I can see it’s possible to just concatenate all texts in one, but seems that for me, I need a very large data to be apple to achieve good accuracy.
Maybe using multiple models (BERT) in parallel, taking last hidden state, concatenate them and classify ? But the problem is that there’s so many values order of 30 texts.

Any idea how to tackle this ?

You should take the same approach as Extractive text summarization :

Concatenate all your sentences, separated with a special token (CLS for example), then use the CLS token representation to do classification.

From the Presumm paper

2 Likes

Hi @astariul, thank you for your reply.
I understand what you suggested, the problem is that I don’t have only texts as inputs I have also some floats values, is converting this values to text would be sufficient ?

I see…

I never encountered this case myself, but maybe you can directly input the float values in the last classifier ?
Since it’s not text, there is no need for BERT to encode it (?)

Hi @Zack

I don’t know whether you’ve tried / considered the multimodal toolkit (blog post, github)- takes in tabular data (text, numbers, categorical data) and can use them as inputs to develop models.

Haven’t tried it myself, but looks quite promising.

5 Likes

Hello @astariul ,

Thank you for your answer.

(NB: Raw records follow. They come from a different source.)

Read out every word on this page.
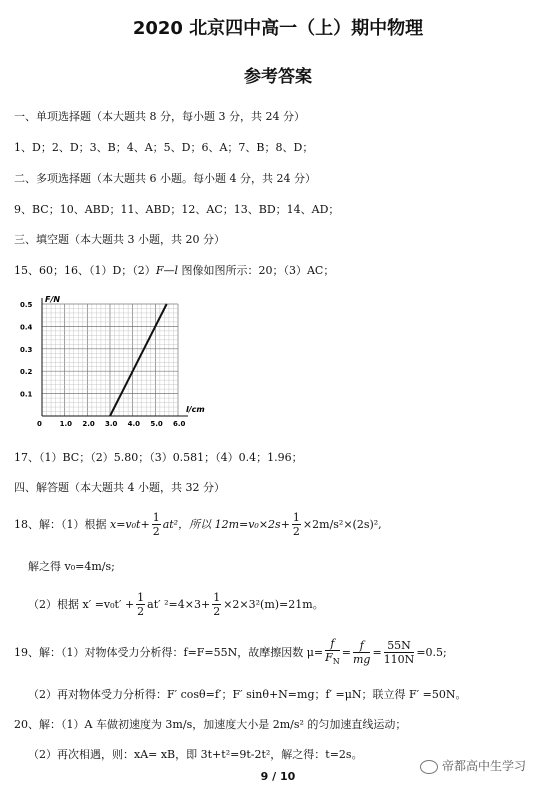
2020 北京四中高一（上）期中物理
参考答案
一、单项选择题（本大题共 8 分，每小题 3 分，共 24 分）
1、D；2、D；3、B；4、A；5、D；6、A；7、B；8、D；
二、多项选择题（本大题共 6 小题。每小题 4 分，共 24 分）
9、BC；10、ABD；11、ABD；12、AC；13、BD；14、AD；
三、填空题（本大题共 3 小题，共 20 分）
15、60；16、（1）D；（2）F—l 图像如图所示：20；（3）AC；
0	1.0 2.0 3.0 4.0 5.0 6.0
0.1
0.2
0.3
0.4
0.5
F/N
l/cm
17、（1）BC；（2）5.80；（3）0.581；（4）0.4；1.96；
四、解答题（本大题共 4 小题，共 32 分）
18、解：（1）根据 $x=v_0t+ \frac{1}{2} at^2$，所以 $12m=v_0\times 2s+ \frac{1}{2} \times 2m/s^2\times(2s)^2$,
解之得 v₀=4m/s;
（2）根据 $x' =v_0t' + \frac{1}{2} at'$ $^2=4\times 3+ \frac{1}{2} \times 2\times 3^2(m)=21m$。
19、解：（1）对物体受力分析得：f=F=55N，故摩擦因数 $\mu= \frac{f}{F_N} = \frac{f}{mg} = \frac{55N}{110N} =0.5$;
（2）再对物体受力分析得：F′ cosθ=f′；F′ sinθ+N=mg；f′ =μN；联立得 F′ =50N。
20、解：（1）A 车做初速度为 3m/s，加速度大小是 2m/s² 的匀加速直线运动；
（2）再次相遇，则：xA= xB，即 3t+t²=9t-2t²，解之得：t=2s。
帝都高中生学习
9 / 10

I am also trying to do something similar but I just had a question though. So, even after concatenating the data will the different input data be provided with different weights and biases in this case? or the whole input text itself will be provided with weights and biases?

You can do both.

In the case of BERT for summarization, they just use sentence-specific representation :
[CLS] sen1 [SEP] [CLS] sen2 [SEP] [CLS] sen3 [SEP]
Then use each CLS token as a representation of each sentence.

But if you want a general representation for the whole text, you can just train your model with an additional token at the beginning :
[CLS2] [CLS] sen1 [SEP] [CLS] sen2 [SEP] [CLS] sen3 [SEP]

Then use CLS for sentence representation, CLS2 for token representation.

Hello @astariul , Thank you for your reply again. I was just curious to know if I can build a model using huggingface transformers which can give me multiple outputs?

Yes you can.
Regular models have a single output (usually a LM head or a classification head) on top of the Transformer stack, but you can just add several different heads on top of the Transformer stack to get multiple outputs.